Он справился с искушением отдать салют мертвецу (по зрелом размышлении этот жест показался ему не вполне пристойным и благородным) и двинулся дальше через рощицу, по-прежнему ожидая, что на него вот-вот нападут – либо сзади, либо из засады, но нападут непременно.
И опять его ожидания не сбылись. Выйдя из рощи, он увидел перед собою кочковатый подъем – первый склон, за которым должны были последовать и другие.
Человек с завидным упорством двинулся вверх и вперед. Он не стал останавливаться, чтобы поразмыслить о том, насколько удивительны были его действия с точки зрения здравого смысла. И то сказать: любой нормальный человек заночевал бы у подножия утесов, даже и не думая карабкаться по ним впотьмах. Но путешественник, о котором здесь идет речь, менее всего привык руководствоваться обыденным здравомыслием. Завидев перед собой цель, он двигался к ней кратчайшим путем, даже не думая о возможных препятствиях и уж менее всего считаясь с такой мелочью, как время суток. То, что надлежало сделать, должно было быть сделано. Точка. Если сумеркам было угодно застигнуть его на самых подступах к стране ужаса, не закономерно ли, что в ее внутренние пределы он внедрится в самый глухой ночной час?..
Пока он шагал по усеянному валунами горному склону, взошла луна. В ее таинственном свете изломанные горы впереди стали казаться зубчатыми бастионами колдовских замков. Впрочем, путешественник редко отрывал глаза от еле видной тропы, которой по-прежнему придерживался. Он был готов ко всему: к неожиданному нападению, к новому валуну, несущемуся навстречу по склону…
Естественно, произошло то, чего он вовсе не ожидал.
Из-за громадной скалы выступил человек. Эбеновый гигант, облитый серебристым светом луны, с длинным копьем, поблескивавшим в мускулистой руке. Пышный убор из страусовых перьев казался облачком, колыхавшимся над головой. Он величественно поднял копье, приветствуя незнакомца, и заговорил на диалекте речных племен:
– Эта земля не принадлежит белому человеку. Как называют моего белого брата в его родном краале? И зачем он пришел сюда, в Страну черепов?
– Мое имя – Соломон Кейн, – на том же языке ответил ему белый. – Ищу же я царицу вампиров, обитающую в Негари.
– Не многие ищут ее.

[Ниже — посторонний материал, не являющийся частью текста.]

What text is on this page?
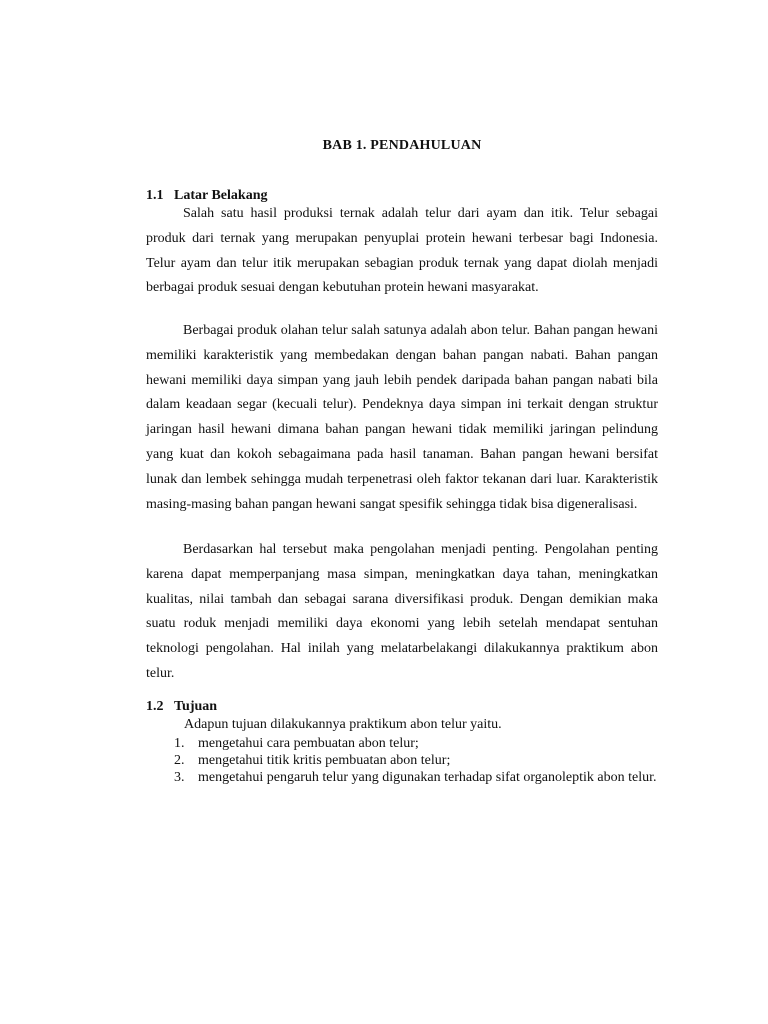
BAB 1. PENDAHULUAN
1.1 Latar Belakang

Salah satu hasil produksi ternak adalah telur dari ayam dan itik. Telur sebagai produk dari ternak yang merupakan penyuplai protein hewani terbesar bagi Indonesia. Telur ayam dan telur itik merupakan sebagian produk ternak yang dapat diolah menjadi berbagai produk sesuai dengan kebutuhan protein hewani masyarakat.

Berbagai produk olahan telur salah satunya adalah abon telur. Bahan pangan hewani memiliki karakteristik yang membedakan dengan bahan pangan nabati. Bahan pangan hewani memiliki daya simpan yang jauh lebih pendek daripada bahan pangan nabati bila dalam keadaan segar (kecuali telur). Pendeknya daya simpan ini terkait dengan struktur jaringan hasil hewani dimana bahan pangan hewani tidak memiliki jaringan pelindung yang kuat dan kokoh sebagaimana pada hasil tanaman. Bahan pangan hewani bersifat lunak dan lembek sehingga mudah terpenetrasi oleh faktor tekanan dari luar. Karakteristik masing-masing bahan pangan hewani sangat spesifik sehingga tidak bisa digeneralisasi.

Berdasarkan hal tersebut maka pengolahan menjadi penting. Pengolahan penting karena dapat memperpanjang masa simpan, meningkatkan daya tahan, meningkatkan kualitas, nilai tambah dan sebagai sarana diversifikasi produk. Dengan demikian maka suatu roduk menjadi memiliki daya ekonomi yang lebih setelah mendapat sentuhan teknologi pengolahan. Hal inilah yang melatarbelakangi dilakukannya praktikum abon telur.

1.2 Tujuan
Adapun tujuan dilakukannya praktikum abon telur yaitu.
1. mengetahui cara pembuatan abon telur;
2. mengetahui titik kritis pembuatan abon telur;
3. mengetahui pengaruh telur yang digunakan terhadap sifat organoleptik abon telur.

Еще меньше тех, кто находит. И ни один не вернулся, – прозвучали в ответ таинственные слова.
– Не проводишь ли ты меня к ней? – спросил Соломон Кейн.
– В правой руке у тебя – длинный кинжал. Но здесь нет львов.
– Змея сдвинула камень, когда я сюда поднимался. Вот я и решил, что в кустах, должно быть, полно змей…
Засим обмен двусмысленностями завершился. Губы чернокожего гиганта тронула мрачная усмешка. Воцарилась недолгая тишина.
– Твоя жизнь у меня в руках, – сказал он затем.
Кейн холодно улыбнулся в ответ:
– В моей руке – жизни многих воителей.
Взгляд чернокожего скользнул по мерцающему клинку англичанина, и в глазах его отразилась некоторая неуверенность. Но потом он пожал могучими плечами, и древко его копья опустилось к земле.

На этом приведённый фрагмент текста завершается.